Selain itu, faktor keyakinan juga berpengaruh. PNG memiliki komunitas Kristen-Yahudi yang cukup kuat dan dikenal pro-Israel. Hal ini diyakini ikut membentuk arah kebijakan luar negerinya.
Kondisi tersebut membuat peran PBB dalam penyelesaian konflik Israel-Palestina seakan buntu. Menurut Ali, berbagai upaya, baik melalui jalur diplomasi maupun bantuan kemanusiaan, kerap terhambat oleh kepentingan negara-negara besar.
“Kalau kita lihat, meskipun ada negara Eropa Barat seperti Spanyol dan Prancis yang mulai mendukung Palestina secara terbuka, itu pun sering karena tekanan politik domestik. Amerika sendiri menghadapi protes besar, tetapi kebijakan luar negerinya tidak berubah karena pengaruh kuat Israel,” ujarnya.
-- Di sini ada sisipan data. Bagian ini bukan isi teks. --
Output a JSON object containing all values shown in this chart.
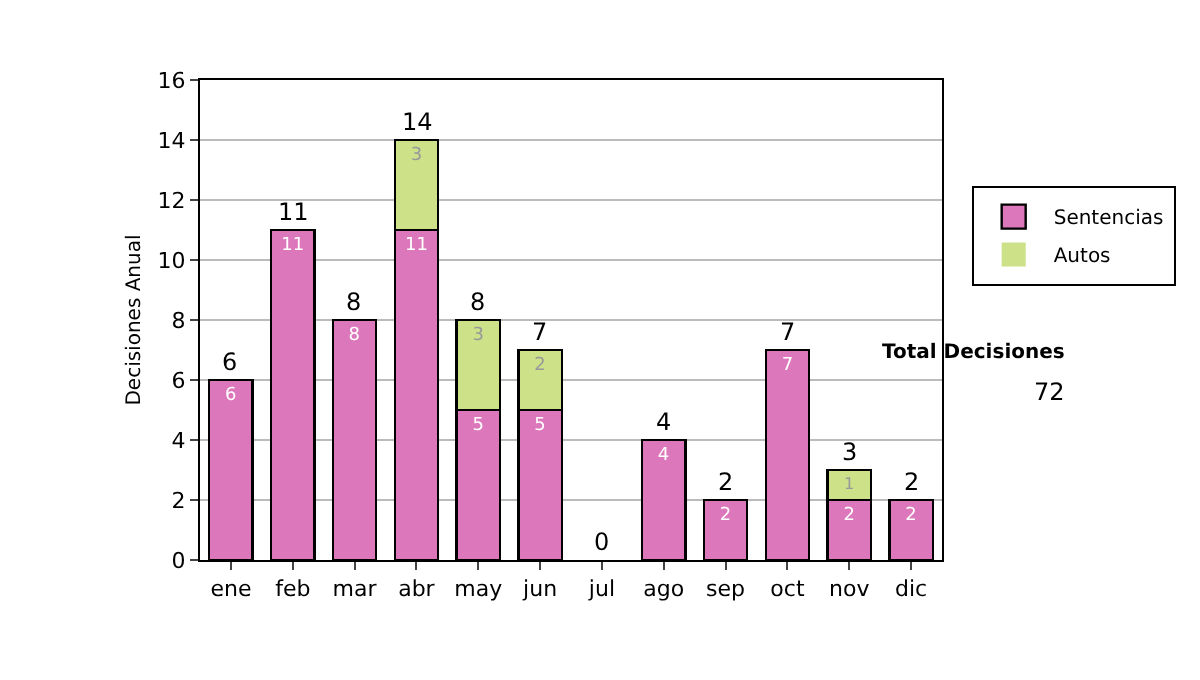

Sementara itu, Indonesia tetap konsisten mendukung Palestina di berbagai forum internasional. Ali menegaskan, meski hasil diplomasi belum maksimal, konsistensi Indonesia tetap penting.
“Diplomasi kita sudah maksimal sejauh ini, meski jelas tidak bisa sendirian. Kita harus terus memperjuangkan Palestina karena itu bagian dari komitmen sejarah politik luar negeri Indonesia. Selama belum ada tatanan dunia baru yang bisa menggantikan peran PBB, perjuangan ini harus tetap dilanjutkan,” tegasnya. (AT/E-4)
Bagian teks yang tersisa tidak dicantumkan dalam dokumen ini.